For history geeks like me, the 1997 Academy Award-Winning Drama, Good Will Hunting, offers hope that obscure knowledge might someday be converted into social capital. In one classic scene, the secretly brilliant blue-collar bibliophile, Will Hunting (Matt Damon), comes to the rescue by engaging in a nuanced discussion of American historiography. While hanging out at a college bar in Cambridge, one of Will’s working-class friends, Chuckie Sullivan (Ben Affleck), begins flirting with two Harvard students, claiming that he recognizes them from his history class. He is soon cornered by an arrogant graduate student, who wants to know just how much history this hard-drinking Boston “Southie” knows and asks him to reflect on his “class:”

“I was just hoping you might give some insight into the evolution of the market economy in the Southern Colonies? My contention is that, prior to the Revolutionary War, the economic modalities, especially in the Southern Colonies, could best be described as agrarian pre-capitalist.”

Seeing his friend cornered, Will swoops in and criticizes the antagonist for pulling his argument directly from a Marxian historian assigned to all first-year grad students. He then challenges his pony-tailed nemesis to engage with the work of scholars from other historiographical traditions, including James Lemon and Gordon Wood. When the grad student replies that “Wood drastically underestimates the impact of social distinctions predicated upon wealth— especially inherited wealth,” Will nails him for plagiarism, verbally citing the page of Daniel Vickers’ Famers & Fishermen: Two Centuries of Work in Essex County, Massachusetts, 1630-1850 which the student had just lifted verbatim. And asks him if he has any thoughts of his own on the matter? Exposed as a fraud, the grad student retreats in humiliation. Meanwhile, one of the Harvard girls (Minnie Driver), impressed by Will’s intellect and integrity, offers him her number.

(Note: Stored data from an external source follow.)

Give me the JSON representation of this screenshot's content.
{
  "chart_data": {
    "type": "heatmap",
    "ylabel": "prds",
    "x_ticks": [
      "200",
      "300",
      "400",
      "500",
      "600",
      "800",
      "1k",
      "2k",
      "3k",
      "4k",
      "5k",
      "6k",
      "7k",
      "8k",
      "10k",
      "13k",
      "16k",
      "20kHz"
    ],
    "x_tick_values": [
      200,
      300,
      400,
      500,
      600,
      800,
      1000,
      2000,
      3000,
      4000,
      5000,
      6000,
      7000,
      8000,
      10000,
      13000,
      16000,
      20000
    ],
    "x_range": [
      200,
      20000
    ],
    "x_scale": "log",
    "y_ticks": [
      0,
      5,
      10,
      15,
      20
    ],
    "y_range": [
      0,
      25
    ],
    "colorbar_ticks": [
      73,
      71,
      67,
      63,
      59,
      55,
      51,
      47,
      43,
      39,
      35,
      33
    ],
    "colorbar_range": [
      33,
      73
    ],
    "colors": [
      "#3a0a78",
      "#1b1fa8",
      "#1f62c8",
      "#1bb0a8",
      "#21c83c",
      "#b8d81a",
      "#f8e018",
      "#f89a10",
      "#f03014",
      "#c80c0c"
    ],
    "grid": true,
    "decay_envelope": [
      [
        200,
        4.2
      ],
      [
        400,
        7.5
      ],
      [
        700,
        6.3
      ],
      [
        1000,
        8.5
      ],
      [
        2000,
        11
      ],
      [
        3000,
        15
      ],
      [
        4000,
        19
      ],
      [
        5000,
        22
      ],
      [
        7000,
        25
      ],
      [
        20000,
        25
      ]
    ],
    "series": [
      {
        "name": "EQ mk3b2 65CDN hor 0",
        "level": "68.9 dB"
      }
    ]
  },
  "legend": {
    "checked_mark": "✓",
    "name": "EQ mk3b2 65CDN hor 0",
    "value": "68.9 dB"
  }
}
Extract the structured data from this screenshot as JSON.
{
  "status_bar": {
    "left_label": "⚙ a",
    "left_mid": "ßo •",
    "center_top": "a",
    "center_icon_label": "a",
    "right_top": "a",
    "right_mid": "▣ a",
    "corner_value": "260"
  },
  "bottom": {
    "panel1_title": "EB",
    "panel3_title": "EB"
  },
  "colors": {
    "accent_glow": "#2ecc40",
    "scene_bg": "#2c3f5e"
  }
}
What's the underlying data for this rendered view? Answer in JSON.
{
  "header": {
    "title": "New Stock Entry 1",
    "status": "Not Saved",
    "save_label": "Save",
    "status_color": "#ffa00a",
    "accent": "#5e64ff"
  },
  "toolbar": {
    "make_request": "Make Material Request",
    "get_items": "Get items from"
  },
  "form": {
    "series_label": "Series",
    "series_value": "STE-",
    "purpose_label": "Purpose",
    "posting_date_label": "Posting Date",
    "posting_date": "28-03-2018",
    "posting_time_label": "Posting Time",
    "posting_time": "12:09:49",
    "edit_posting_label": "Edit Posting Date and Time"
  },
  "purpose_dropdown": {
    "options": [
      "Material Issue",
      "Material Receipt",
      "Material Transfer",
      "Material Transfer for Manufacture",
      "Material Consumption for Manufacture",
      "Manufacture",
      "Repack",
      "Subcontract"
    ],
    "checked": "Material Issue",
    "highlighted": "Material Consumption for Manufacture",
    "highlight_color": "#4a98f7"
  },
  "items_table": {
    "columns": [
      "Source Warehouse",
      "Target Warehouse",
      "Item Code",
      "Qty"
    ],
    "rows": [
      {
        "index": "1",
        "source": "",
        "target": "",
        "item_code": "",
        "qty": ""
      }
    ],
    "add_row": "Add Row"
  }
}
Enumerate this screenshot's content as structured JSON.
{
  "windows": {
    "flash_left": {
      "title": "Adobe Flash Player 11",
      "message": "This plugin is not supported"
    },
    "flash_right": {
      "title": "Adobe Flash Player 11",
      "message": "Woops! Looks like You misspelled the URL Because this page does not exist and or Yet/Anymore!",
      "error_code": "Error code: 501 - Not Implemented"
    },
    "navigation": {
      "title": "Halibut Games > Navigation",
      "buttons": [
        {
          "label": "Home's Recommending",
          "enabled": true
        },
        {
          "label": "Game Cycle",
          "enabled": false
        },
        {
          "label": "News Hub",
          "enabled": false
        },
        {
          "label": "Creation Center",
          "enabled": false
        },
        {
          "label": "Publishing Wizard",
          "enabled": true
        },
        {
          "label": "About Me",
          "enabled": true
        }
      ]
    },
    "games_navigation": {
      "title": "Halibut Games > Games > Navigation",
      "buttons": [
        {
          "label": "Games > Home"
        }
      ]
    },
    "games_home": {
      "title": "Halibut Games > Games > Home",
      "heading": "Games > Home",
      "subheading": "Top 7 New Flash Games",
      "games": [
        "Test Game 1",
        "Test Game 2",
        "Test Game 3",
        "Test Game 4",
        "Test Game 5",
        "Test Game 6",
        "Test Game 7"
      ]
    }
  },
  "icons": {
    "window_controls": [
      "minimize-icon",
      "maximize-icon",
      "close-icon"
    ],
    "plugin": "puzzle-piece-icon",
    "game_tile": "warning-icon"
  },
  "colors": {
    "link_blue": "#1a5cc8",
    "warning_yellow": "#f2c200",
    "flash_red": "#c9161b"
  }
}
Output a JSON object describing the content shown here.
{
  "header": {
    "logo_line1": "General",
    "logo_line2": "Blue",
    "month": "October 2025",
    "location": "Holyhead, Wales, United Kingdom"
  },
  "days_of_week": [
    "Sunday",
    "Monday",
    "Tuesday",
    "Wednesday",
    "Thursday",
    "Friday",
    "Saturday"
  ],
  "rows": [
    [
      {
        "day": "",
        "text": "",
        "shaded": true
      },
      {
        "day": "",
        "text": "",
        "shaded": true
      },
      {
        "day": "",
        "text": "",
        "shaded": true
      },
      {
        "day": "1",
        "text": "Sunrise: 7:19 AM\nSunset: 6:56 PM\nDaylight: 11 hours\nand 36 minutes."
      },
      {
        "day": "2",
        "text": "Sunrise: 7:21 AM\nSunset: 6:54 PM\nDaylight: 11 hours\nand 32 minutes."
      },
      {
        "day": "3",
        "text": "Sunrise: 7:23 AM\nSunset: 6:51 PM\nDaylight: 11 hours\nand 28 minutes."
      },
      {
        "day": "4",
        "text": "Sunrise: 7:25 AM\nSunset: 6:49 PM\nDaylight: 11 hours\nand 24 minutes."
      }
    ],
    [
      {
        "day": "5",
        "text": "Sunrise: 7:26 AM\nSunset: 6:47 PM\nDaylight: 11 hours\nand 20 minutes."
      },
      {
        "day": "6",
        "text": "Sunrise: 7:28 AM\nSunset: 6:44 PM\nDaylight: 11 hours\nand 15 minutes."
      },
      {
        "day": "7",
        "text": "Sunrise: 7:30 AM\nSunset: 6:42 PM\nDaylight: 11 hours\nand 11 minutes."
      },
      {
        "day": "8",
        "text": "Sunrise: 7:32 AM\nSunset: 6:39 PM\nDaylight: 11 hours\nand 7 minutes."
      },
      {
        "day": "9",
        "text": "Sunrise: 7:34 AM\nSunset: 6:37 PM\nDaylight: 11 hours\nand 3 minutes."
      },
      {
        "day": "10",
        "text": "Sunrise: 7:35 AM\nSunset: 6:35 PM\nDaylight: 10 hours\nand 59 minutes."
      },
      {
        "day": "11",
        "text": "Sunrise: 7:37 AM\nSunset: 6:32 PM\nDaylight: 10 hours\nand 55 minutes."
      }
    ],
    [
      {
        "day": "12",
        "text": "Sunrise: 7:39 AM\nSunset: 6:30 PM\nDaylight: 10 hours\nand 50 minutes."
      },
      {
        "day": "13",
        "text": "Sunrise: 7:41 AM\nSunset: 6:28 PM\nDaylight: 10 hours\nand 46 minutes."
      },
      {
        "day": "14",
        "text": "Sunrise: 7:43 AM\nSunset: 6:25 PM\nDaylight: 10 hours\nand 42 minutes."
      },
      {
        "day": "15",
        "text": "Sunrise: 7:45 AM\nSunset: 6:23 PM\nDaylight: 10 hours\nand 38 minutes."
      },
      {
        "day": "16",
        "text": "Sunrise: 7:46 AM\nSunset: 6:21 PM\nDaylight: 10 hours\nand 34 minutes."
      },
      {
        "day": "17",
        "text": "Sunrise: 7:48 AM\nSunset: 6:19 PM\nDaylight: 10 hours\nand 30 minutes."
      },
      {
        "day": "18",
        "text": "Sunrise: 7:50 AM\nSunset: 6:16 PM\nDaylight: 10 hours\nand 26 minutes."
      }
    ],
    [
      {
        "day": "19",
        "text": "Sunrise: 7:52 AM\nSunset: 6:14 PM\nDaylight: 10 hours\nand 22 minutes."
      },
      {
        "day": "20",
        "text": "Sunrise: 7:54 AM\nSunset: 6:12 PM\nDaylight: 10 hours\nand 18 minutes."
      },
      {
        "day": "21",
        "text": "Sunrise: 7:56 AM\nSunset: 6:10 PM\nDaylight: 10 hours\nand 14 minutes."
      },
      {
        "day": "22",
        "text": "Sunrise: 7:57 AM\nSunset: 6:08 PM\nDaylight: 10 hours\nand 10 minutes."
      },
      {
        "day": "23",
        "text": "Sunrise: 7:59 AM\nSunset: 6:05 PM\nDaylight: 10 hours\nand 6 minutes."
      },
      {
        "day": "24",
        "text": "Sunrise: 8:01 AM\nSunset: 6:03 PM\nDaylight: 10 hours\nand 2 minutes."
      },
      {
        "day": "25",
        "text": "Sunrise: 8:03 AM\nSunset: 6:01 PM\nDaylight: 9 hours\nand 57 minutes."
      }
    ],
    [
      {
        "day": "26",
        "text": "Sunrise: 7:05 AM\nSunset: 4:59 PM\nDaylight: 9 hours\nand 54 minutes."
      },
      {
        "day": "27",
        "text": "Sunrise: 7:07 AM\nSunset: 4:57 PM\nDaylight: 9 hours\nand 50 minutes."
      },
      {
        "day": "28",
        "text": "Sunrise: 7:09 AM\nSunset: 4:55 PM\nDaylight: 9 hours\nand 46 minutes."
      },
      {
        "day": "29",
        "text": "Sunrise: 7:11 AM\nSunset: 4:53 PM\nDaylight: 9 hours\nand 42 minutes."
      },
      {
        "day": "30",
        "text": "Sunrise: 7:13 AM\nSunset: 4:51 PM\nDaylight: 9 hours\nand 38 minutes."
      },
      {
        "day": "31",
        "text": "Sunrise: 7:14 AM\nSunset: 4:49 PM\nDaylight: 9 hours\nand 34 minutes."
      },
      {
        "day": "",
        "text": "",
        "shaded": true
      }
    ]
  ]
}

Like any good scholar, Will demands originality from any new piece of work. This scene reminds us that engaging in a scholarly conversation requires not only an understanding of the relevant literature but also an original argument grounded in primary research. While these good scholastic practices might not make you a Casanova, they certainly are essential for any piece of academic writing.